Marvel Studios' $1.1 billion dollar global hit Captain Marvel debuts on digital platforms Tuesday, May 28, which will of course include the mid-credits Avengers: Endgame teaser (that never actually appeared in Endgame) in which Carol Danvers returns from deep space 24 years after she left, clearly not having aged anywhere close to 24 years (if at all).
How'd she pull of that trick? No, it wasn't the same technolody that de-aged Samuel L. Jackson 24 years.
In April our long-time friends at fellow Future site Space.com talked to a physicist to answer how she did it turns out there is a pefectly reasonable scientifically accurate explanation.
Courtesy Space.com, here is that story in its entirety:
Looks like Captain Marvel will have a key role to play in the upcoming Avengers: Endgame movie. And here's the plot twist: It involves a situation that looks a lot like Einstein's theory of special relativity in action. Captain Marvel (a.k.a. Carol Danvers) travels close to the speed of light and arrives at a key destination unaged, even though she leapt a generation into the future.
How She Did It
Captain Marvel's origin story movie, also called Captain Marvel, shows how in the 1990s, Danvers accidentally acquires the ability to travel at very high speeds, close to the speed of light. Danvers and her supervisor are testing an aircraft that uses special technology to travel close to light speed. The aircraft is destroyed in an accident, and in the incident, Danvers picks up the same speedy powers as the aircraft. (To see exactly how this happens, we'll let you watch the movie.)
In the Marvel universe, the only way ships can rapidly move from place to place is by using portholes — locations where you can jump across long distances. That means that nobody is using warp drive or flying faster than the speed of light; it's not a Star Trek or Star Wars kind of universe here. That's super important to the plot of the film.
At the end of the movie, Captain Marvel zooms far off from Earth into a distant part of the universe, in a zone without these portholes, to help an alien race. Then, if you stick around for the credits, you see the Avengers (in the present day) calling Captain Marvel for help to confront Thanos, the enemy who killed many of their allies as well as half the population of the universe. In a trailer for Avengers: Endgame, which happens in the present day or the near future, the Avengers glumly sit in a laboratory on Earth and consider their options.
Suddenly, Captain Marvel appears in the same laboratory and asks what's going on. She doesn't look a day older than she did in 1995, when she left Earth for the last time. Meanwhile, the other superheroes in the scene have clearly been aging.
How Real is Captain Marvel's Situation?
Paul Sutter is a cosmologist at The Ohio State University who is known for his podcast (and video series) Ask A Spaceman. While he hasn't seen Captain Marvel, when the plot was described to him, he said that sounded exactly like how Einstein's theory of special relativity works.

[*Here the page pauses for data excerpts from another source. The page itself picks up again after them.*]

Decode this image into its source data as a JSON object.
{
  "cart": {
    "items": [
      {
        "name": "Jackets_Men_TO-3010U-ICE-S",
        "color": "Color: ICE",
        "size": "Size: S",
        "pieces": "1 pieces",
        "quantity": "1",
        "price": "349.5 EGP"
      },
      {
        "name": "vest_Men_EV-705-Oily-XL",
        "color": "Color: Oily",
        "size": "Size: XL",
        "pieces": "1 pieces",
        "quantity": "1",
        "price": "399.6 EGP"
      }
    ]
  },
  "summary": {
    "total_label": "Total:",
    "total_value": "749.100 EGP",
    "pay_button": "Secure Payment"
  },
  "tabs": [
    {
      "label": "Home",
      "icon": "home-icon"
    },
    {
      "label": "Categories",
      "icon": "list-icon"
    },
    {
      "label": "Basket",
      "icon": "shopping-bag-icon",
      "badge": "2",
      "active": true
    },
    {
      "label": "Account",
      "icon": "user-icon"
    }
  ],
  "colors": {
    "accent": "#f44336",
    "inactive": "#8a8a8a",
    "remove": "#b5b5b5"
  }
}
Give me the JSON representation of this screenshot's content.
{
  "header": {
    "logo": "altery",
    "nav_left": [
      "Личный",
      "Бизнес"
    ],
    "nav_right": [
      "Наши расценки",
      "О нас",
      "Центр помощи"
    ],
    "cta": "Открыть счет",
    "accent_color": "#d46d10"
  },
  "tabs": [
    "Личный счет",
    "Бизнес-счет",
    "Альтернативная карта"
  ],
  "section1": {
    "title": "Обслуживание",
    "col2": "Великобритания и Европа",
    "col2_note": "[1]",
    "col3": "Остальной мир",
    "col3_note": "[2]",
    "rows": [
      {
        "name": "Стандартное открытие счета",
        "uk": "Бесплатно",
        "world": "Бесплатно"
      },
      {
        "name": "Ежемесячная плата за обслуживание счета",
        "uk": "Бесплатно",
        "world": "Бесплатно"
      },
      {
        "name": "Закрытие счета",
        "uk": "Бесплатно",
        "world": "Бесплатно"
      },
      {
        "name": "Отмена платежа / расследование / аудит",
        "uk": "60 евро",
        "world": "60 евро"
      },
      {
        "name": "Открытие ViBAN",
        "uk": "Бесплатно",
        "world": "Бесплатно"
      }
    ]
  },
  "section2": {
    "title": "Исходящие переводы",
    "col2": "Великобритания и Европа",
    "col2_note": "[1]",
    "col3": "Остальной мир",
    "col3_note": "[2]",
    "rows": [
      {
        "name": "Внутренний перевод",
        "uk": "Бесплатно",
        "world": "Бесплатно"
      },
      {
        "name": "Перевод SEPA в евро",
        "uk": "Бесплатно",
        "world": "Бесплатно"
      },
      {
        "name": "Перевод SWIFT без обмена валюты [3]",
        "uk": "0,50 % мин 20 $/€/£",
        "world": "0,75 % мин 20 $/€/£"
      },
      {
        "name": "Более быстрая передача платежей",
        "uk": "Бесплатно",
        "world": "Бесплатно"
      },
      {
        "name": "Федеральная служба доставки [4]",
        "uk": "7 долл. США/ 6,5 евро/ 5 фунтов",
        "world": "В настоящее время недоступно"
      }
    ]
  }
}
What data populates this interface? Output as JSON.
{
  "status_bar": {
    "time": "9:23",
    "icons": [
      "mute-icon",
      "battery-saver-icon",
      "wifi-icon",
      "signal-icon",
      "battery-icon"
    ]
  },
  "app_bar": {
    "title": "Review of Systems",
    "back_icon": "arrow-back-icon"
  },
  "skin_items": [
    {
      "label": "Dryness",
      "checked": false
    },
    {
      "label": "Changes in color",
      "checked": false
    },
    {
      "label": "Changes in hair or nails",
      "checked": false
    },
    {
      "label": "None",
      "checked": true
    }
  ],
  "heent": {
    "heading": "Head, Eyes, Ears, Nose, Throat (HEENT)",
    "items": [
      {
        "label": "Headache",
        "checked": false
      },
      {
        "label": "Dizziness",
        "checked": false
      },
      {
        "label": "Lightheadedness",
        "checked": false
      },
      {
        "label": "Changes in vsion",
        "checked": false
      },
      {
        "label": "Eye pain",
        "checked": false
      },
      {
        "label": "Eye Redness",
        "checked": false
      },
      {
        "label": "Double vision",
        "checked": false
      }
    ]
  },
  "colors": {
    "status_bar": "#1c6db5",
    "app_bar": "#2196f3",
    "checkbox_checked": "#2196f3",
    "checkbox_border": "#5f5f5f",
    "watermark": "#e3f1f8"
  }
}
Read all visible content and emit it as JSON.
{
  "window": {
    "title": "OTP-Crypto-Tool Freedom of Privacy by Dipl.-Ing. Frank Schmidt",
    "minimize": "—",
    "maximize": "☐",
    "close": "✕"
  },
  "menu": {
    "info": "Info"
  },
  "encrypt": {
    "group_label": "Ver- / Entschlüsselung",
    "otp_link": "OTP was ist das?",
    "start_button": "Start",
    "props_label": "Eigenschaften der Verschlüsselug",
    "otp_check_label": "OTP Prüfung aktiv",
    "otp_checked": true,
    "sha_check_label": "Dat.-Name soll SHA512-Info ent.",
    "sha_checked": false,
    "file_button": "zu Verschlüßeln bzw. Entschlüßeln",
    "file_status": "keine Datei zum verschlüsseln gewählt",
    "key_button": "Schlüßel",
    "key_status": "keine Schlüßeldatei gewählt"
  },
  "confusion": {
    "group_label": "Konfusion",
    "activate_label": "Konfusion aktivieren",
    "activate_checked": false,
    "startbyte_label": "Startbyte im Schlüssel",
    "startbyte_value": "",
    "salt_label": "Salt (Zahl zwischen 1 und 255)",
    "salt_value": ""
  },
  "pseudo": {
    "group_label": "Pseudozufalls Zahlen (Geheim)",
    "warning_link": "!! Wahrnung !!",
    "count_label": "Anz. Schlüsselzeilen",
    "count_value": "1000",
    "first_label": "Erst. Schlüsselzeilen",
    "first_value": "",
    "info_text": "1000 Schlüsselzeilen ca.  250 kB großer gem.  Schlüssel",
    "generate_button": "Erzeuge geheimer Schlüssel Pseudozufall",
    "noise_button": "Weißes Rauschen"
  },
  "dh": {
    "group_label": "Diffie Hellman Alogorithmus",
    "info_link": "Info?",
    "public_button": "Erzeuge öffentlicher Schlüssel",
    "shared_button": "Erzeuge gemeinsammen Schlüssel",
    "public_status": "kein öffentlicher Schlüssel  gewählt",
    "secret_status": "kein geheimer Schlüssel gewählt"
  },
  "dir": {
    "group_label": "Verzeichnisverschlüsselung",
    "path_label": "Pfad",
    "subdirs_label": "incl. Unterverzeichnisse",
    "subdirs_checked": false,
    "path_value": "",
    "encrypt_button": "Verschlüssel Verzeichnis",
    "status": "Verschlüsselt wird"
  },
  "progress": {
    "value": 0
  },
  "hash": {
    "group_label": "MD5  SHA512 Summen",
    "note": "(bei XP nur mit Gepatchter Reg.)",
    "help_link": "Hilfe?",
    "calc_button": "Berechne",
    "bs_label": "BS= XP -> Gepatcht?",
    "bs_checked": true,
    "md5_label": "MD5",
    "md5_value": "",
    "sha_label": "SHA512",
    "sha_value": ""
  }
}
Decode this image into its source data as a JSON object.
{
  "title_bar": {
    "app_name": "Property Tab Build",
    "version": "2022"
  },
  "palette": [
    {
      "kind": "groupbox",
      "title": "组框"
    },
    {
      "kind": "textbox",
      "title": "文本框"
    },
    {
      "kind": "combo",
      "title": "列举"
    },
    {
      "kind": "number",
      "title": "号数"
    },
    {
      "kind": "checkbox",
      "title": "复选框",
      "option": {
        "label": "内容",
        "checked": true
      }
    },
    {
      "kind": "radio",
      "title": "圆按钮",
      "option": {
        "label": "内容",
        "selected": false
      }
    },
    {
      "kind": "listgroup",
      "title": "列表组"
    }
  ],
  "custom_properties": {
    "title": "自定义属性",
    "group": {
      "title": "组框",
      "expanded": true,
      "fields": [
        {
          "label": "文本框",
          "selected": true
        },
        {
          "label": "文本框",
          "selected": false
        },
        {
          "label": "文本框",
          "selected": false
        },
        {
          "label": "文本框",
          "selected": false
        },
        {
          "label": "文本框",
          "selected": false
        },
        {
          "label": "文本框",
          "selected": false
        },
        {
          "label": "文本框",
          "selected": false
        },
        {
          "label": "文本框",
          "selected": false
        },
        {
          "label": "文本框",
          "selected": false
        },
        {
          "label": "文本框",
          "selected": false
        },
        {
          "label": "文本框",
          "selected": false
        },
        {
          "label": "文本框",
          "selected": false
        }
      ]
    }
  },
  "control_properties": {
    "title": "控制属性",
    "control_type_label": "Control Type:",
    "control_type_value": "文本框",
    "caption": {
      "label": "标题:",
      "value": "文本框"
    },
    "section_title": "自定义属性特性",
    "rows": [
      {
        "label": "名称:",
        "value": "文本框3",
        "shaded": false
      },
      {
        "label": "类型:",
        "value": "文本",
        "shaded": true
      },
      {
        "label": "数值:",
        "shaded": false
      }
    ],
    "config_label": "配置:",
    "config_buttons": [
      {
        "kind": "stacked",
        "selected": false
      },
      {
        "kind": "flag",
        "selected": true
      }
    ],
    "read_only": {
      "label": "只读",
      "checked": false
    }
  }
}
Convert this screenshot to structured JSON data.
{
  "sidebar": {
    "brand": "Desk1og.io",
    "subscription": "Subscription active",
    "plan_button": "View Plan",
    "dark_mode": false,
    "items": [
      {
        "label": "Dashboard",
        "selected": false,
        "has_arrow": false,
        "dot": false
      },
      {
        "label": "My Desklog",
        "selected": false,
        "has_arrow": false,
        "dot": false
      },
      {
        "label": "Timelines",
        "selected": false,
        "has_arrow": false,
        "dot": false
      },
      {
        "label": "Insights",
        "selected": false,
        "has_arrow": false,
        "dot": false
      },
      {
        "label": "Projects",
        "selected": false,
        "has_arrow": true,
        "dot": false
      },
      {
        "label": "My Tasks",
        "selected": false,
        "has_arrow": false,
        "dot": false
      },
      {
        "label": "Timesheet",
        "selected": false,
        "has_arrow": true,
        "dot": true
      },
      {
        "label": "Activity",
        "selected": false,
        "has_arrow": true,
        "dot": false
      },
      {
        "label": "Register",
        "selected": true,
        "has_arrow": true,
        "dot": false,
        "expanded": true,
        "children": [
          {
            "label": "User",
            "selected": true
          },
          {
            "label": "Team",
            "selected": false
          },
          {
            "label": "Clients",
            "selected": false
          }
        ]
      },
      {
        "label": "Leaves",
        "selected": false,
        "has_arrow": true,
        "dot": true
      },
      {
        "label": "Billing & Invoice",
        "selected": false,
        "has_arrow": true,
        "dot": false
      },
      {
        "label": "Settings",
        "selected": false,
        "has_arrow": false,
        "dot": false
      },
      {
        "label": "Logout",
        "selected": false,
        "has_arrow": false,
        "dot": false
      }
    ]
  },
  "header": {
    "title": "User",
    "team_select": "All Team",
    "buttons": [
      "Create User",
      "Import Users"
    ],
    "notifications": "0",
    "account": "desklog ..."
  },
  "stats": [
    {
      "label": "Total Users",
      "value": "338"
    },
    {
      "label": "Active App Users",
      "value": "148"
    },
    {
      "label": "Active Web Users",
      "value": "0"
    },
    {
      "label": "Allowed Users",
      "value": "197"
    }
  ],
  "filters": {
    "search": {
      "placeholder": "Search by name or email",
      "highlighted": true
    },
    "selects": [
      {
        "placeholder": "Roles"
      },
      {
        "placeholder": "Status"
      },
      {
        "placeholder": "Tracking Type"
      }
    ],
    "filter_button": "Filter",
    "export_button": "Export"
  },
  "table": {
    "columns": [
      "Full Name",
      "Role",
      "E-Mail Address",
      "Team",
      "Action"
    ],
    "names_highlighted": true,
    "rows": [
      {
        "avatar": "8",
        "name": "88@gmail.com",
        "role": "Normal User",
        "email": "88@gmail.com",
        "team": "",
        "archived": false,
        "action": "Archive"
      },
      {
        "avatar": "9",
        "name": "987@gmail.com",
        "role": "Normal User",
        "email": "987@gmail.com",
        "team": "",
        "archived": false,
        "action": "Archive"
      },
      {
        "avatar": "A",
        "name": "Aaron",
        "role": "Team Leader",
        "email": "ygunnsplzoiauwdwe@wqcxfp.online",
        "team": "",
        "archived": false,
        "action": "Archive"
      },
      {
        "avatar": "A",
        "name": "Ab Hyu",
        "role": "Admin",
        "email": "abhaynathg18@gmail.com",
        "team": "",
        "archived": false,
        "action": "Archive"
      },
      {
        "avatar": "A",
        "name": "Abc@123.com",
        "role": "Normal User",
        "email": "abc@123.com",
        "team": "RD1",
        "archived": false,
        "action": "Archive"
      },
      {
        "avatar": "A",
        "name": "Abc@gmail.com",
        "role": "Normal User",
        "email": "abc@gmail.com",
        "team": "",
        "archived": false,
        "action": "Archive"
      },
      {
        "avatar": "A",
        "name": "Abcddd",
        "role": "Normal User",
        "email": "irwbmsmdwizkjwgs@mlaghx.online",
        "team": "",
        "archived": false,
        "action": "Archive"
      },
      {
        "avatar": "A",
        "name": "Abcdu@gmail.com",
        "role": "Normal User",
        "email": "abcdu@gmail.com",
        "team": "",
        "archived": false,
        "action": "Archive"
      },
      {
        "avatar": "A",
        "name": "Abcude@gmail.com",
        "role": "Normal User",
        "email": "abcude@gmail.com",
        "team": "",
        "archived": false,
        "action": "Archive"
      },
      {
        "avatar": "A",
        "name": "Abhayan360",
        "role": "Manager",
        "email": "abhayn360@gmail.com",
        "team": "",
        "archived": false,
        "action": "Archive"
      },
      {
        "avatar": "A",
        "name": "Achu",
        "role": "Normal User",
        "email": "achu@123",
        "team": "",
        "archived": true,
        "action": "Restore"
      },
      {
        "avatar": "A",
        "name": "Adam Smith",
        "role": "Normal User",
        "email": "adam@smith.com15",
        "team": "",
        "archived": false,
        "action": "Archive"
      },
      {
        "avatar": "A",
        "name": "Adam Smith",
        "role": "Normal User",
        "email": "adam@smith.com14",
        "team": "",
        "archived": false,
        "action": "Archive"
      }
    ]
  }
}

Just briefly, special relativity says that space has a speed limit - the speed of light - and thus, space and time and mass are intricately linked. If you move faster through space, you gain mass and you also age more slowly than somebody who is on Earth. It's a situation that has been proved time and time again, as counterintuitive as it may sound.
Sutter cited clocks on GPS satellites whose signals must be calibrated - since the clocks move more slowly in orbit - as an example.
Another example is the muon, a tiny particle that usually lasts only a few moments after forming - that is, unless it's moving at close to the speed of light, where it can persist for minutes or hours.
"Moving clocks run slow," Sutter told Space.com. "The faster you move in space, the slower you move in time. It's a consequence of the connection between space-time ... if you go more in one direction, you go less in another direction."
He noted that there is no engineering solution yet available to get humans close to the speed of light. But ignoring that practical problem, he said that a human traveling in a spaceship (or bodysuit) at that speed would experience the exact same effects that Captain Marvel went through.
"You feel totally normal," he said. "You eat breakfast, you go for a walk in your spaceship, you do your work, everything feels normal … you go out on your journey and you futz around the galaxy. When you come back, you find out that you and the clock on your wrist has only gone by a few days or a few weeks. Meanwhile, the clock back on Earth has gone by years, decades, centuries, millennia, depending on how fast you were going and how fast you've gone."
When reminded about 2014's Interstellar - a film where one fast-traveling character returns to Earth and encounters the consequences of that travel - Sutter said it and many science fiction movies commonly play with the implications of relativity.
"If you really want to get away from your family," he joked, "go at the speed of light, and when you come back, no one will know who you are anymore."